With the MMAPv1 storage engine, in-place updates are frequently highlighted as an optimization strategy because indexes for a document point directly to file locations and offsets. Moving a document to a new storage location (particularly if there are many index entries to update) has more overhead for MMAPv1 than an in-place update which only has to update the changed fields. See: Record Storage Characteristics in MMAPv1.
WiredTiger does not support in-place updates because internally it uses MVCC (Multiversion concurrency control), which is commonly used by database management systems. This is a significant technical improvement over the simplistic view in MMAP, and allows for building more advanced features like isolation levels and transactions. WiredTiger's indexes have a level of indirection (referencing an internal RecordID instead of the file location & offset), so document moves at the storage level are not a significant pain point.
However, this article also says that "Even though [WiredTiger] does not allow for in-place updates, it could still perform better than MMAP for many workloads".
It means that although MMAPv1 may have a more efficient path for in-place updates, WiredTiger has other advantages such as compression and improved concurrency control. You could perhaps construct a workload consisting only of in-place updates to a few documents which might perform better in MMAPv1, but actual workloads are typically more varied. The only way to confirm the impact for a given workload would be to test in a representative environment.
However, the general choice of MMAPv1 vs WiredTiger is moot if you want to plan for the future: WiredTiger has been the default storage engine since MongoDB 3.2 and some newer product features are not supported by MMAPv1. For example, MMAPv1 does not support Majority Read Concern which in turn means it cannot be used for Replica Set Config Servers (required for sharding in MongoDB 3.4+) or Change Streams (MongoDB 3.6+). MMAPv1 will be deprecated in the next major release of MongoDB (4.0) and is currently scheduled to be removed in MongoDB 4.2.
What are the exact implications that I must be aware of when I use WiredTiger? For example, without in-place updates will the database size grow quickly?
Storage outcomes depend on several factors including your schema design, workload, configuration, and version of MongoDB server. MMAPv1 and WiredTiger use different record allocation strategies, but both will try to use preallocated space that is marked as free/reusable. In general WiredTiger is more efficient with use of storage space, and it also has the advantage of compression for data and indexes. MMAPv1 allocates additional storage space to try to optimize for in-place updates and avoid document moves, although you can choose a "no padding" strategy for collections where the workload does not change the document size over time.
There has been significant investment in improving and tuning WiredTiger for different workloads since it was first introduced in MongoDB 3.0, so I would strongly encourage testing with the latest production release series for the best outcome. If you have a specific question about schema design and storage growth, I'd suggest posting details on DBA StackExchange for discussion.
I also learned that WiredTiger in MongoDB 3.6 added the capability to store deltas rather than re-writing the entire document (https://jira.mongodb.org/browse/DOCS-11416). What does this mean, exactly?
This is an implementation detail that improves WiredTiger's internal data structures for some use cases. In particular, WiredTiger in MongoDB 3.6+ can be more efficient about working with small changes to large documents (as compared to previous releases). The WiredTiger cache needs to be able to return multiple versions of documents as long as they are used by open internal sessions (MVCC, as mentioned earlier), so for large documents with small updates it could be more efficient to store a list of deltas. However, if too many deltas accumulate (or the deltas are changing most of the fields in a document) this approach could be less performant than maintaining multiple copies of the full document.

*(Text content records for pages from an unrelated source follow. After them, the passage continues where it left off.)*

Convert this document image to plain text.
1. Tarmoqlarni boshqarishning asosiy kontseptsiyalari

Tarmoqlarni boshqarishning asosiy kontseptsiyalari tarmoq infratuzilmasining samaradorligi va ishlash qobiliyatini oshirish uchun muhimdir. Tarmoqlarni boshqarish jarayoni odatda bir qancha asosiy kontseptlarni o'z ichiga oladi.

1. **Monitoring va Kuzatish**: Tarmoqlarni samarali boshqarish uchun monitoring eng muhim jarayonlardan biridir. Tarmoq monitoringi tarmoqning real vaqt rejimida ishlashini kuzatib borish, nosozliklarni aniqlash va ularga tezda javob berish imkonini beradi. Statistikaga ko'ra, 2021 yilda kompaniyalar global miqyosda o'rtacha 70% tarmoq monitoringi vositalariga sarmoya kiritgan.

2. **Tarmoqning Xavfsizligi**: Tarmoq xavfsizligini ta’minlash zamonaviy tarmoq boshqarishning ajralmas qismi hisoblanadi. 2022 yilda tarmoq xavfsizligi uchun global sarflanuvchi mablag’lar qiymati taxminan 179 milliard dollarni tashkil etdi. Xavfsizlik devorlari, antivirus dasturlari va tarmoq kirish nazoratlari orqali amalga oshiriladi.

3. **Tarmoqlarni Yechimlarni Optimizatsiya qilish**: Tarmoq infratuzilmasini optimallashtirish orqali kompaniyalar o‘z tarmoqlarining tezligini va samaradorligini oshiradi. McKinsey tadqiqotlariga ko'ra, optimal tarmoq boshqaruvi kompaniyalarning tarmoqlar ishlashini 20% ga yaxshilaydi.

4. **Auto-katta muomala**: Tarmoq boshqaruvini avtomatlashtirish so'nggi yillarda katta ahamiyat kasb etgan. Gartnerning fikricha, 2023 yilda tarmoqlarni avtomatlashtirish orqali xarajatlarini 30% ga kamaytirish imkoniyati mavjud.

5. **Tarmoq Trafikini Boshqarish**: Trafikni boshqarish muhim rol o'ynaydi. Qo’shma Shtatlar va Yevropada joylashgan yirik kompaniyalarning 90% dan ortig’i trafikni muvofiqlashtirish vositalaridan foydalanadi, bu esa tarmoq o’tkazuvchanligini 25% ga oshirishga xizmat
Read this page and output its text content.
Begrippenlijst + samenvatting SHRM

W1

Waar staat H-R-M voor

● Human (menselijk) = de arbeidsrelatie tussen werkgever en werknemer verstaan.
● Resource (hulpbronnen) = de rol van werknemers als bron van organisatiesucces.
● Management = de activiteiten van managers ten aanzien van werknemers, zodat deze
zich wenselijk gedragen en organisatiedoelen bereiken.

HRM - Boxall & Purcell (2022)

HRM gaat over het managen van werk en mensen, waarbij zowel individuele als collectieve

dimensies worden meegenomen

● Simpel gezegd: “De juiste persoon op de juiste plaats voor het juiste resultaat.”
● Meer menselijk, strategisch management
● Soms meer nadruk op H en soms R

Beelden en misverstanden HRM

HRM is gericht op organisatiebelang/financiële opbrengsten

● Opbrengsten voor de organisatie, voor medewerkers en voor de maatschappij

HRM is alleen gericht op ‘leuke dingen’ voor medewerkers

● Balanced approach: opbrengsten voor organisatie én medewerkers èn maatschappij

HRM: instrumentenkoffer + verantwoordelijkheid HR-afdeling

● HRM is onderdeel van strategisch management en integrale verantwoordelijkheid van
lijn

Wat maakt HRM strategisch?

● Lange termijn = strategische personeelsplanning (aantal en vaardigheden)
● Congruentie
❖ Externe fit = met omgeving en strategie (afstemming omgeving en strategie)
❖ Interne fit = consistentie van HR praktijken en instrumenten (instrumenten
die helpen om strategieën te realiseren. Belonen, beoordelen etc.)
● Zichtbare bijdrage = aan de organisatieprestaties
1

When data is committed to disk via a checkpoint, a full version of the document still needs to be written. If you want to learn more about some of the internals, there's a MongoDB Path To Transactions series of videos following the development of features to support multi-document transactions in MongoDB 4.0.
Also what I don't understand is that nowadays most (if not all) hard drives have a sector size of 4096 bytes, so you cannot write to the hard drive only 4 bytes (for example) but instead must write the full block of 4096 bytes (so read it first, update the 4 bytes in it and then write it). As most document are often < 4096 bytes does this mean that re-writing the whole document is necessary in any case (even with MMAP). What did I miss?
Without getting too far into implementation details and trying to explain all the moving parts involved, consider how the different approaches apply to workloads where many documents are being updated (rather than at the single document level) as well as the impact on memory usage (before documents are written to disk). Depending on factors like document size and compression, a single block of I/O can represent anywhere from a fraction of a document (max size 16MB) to multiple documents.
In MongoDB the general flow is that documents are updated in an in-memory view (for example, the WiredTiger cache) with changes persisted to disk in a fast append-only journal format before being periodically flushed to the data files. If the O/S only has to write blocks of data that have changed, touching fewer blocks of data requires less overall I/O.